Everything done correctly is good. Yet, every specialist in every field thinks that “that” thing they do is absolutely essential for life. Well, it is not. If kids got out of high school with a good mastering of language and basic math, plus an overall general understanding of the world and scientific thinking, that would be good enough for a prolific life.
IMO there are far more pointless subjects in high school — my particular nemeses were history and geography, at least 70% of which are memorizing a more or less random database of facts.
In an ideal world those would be electives, but a second best could be having some coding crowd them out at least a tiny bit. I support making coding mandatory, to make life easier for my young fellow nerds.
Yeah, I suffered from that too. I only learned as an adult that 90% of music theory is math, and very simple math at that: harmony is a good approximation to integer ratios of frequencies, the Circle of fifths is simply a minimum distance traversal across major scales, and the rest follows from that (for Western music).
I have a similar experience and opinion, except that I would add Introduction to phylosophy, which was just another name for history, painting, chemistry, etc. I especially like when people say that history is important for not repeating the same mistakes. Really?
As someone that worked briefly in an IT department, as quality assurance, and helped the analysts to get the project requisites from the users, I would say that the life of a lot of people in that position would be vastly improved if every user had studied the basic concepts of computation and algorithms in high school.
I think teaching history, geography and philosophy is way more important than teaching computer programming for high school students. Again, it is possible to teach those badly, or well, motivating students or not. The same with computer programming.
My point on History is that it is super cool, if taught properly. For example the History of Mankind is really nice. But I was not lucky for teachers, so it was only who has died when and where he ruled for how long.
As a Lecturer on university I struggle with students being very good at memorizing, but being lazy / having troubles to understand. I frequently ask them, why is it so and they replied that it is just easy for them to memorize and forget.

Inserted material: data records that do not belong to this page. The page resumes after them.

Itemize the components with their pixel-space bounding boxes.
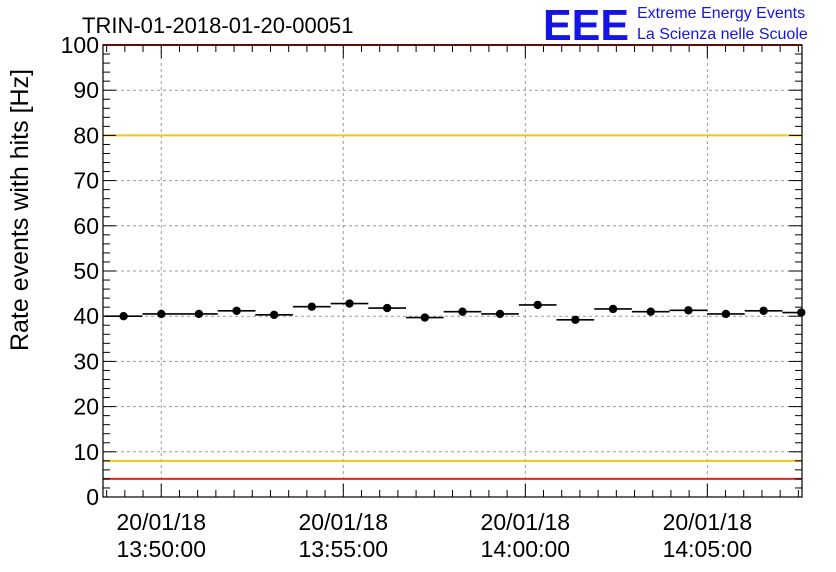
axes: 010203040506070809010020/01/1813:50:0020…	[61, 32, 803, 562]
chart-title: TRIN-01-2018-01-20-00051	[82, 13, 354, 38]
x-tick-time-label: 13:55:00	[299, 536, 389, 562]
x-tick-time-label: 13:50:00	[116, 536, 206, 562]
data-point	[684, 306, 693, 315]
logo-mark: EEE	[543, 1, 629, 50]
data-point	[382, 303, 392, 313]
x-tick-date-label: 20/01/18	[663, 509, 753, 535]
data-point	[571, 315, 580, 325]
y-tick-label: 60	[73, 213, 99, 239]
data-point	[797, 308, 806, 317]
data-point	[194, 309, 204, 319]
logo-line-2: La Scienza nelle Scuole	[637, 26, 808, 43]
data-point	[608, 304, 618, 314]
x-tick-date-label: 20/01/18	[116, 509, 206, 535]
data-point	[759, 306, 768, 315]
data-point	[232, 306, 241, 315]
y-tick-label: 40	[73, 303, 99, 329]
eee-logo: EEE Extreme Energy Events La Scienza nel…	[543, 1, 808, 50]
y-tick-label: 10	[73, 439, 99, 465]
x-tick-date-label: 20/01/18	[481, 509, 571, 535]
data-point	[269, 310, 279, 320]
y-tick-label: 0	[86, 484, 99, 510]
data-point	[458, 307, 467, 316]
x-tick-date-label: 20/01/18	[299, 509, 389, 535]
data-point	[119, 312, 128, 321]
grid	[103, 45, 802, 497]
x-tick-time-label: 14:05:00	[663, 536, 753, 562]
y-tick-label: 20	[73, 394, 99, 420]
data-point	[646, 307, 655, 316]
data-point	[721, 309, 731, 319]
y-tick-label: 90	[73, 77, 99, 103]
reference-lines	[103, 44, 802, 480]
x-tick-time-label: 14:00:00	[481, 536, 571, 562]
y-tick-label: 100	[61, 32, 99, 58]
y-tick-label: 30	[73, 348, 99, 374]
y-tick-label: 70	[73, 168, 99, 194]
logo-line-1: Extreme Energy Events	[637, 5, 805, 22]
data-point	[495, 309, 505, 319]
data-point	[533, 300, 542, 310]
y-tick-label: 50	[73, 258, 99, 284]
y-tick-label: 80	[73, 122, 99, 148]
data-point	[307, 302, 316, 311]
data-point	[157, 309, 166, 319]
data-point	[345, 299, 354, 308]
data-point	[420, 313, 430, 322]
y-axis-label: Rate events with hits [Hz]	[6, 69, 34, 351]
data-series	[104, 299, 806, 325]
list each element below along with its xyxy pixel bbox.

So I welcome any subjects on highschools and below that would prompt kinds to think over memorizing.
I had 4 years of both art and music at school, 2 hours per week. If this would be shortened by 1 year each, one could teach 2 years of computation / programming, which would be sufficient to give the students at least a basic understanding of this subject.
In the days of my youth, we had “labor” lessons, where we were taught how to work at the factory or we were cleaning streets or we were harvesting potatoes from the community fields. Also we had “basics of the security” lessons where we were taught how to count seconds between nuclear flash and explosion sound in order to estimate your remaining lifetime.
Computer science classes are not that bad, I think. It can be worse.
The most common mistake I observe in policy discussions around CS education is the assumption that programming classes are vocational training. That can be the case, but the merits of any proposal depend very much on the nature of the learning that can be expected to take place.
I’d suggest that it’s better to think of CS more like math, which provides an extremely useful set of conceptual tools for interpreting the world and solving problems. Programming is about building well-structured, efficient systems, and many of those lessons carry over into other types of systems as well (e.g., bureaucracies, supply chains, etc.). I see CS’s importance as comparable to math in this respect. Perhaps even more so, potentially, since it can readily be made to feel vivid and real to students.
Perhaps an important question to ask is whether a student’s time will have been wasted if they don’t end up directly using the skills they acquire. If you think of CS as tedious job preparation, you would presumably answer affirmatively. But it’s worth doubting this conclusion.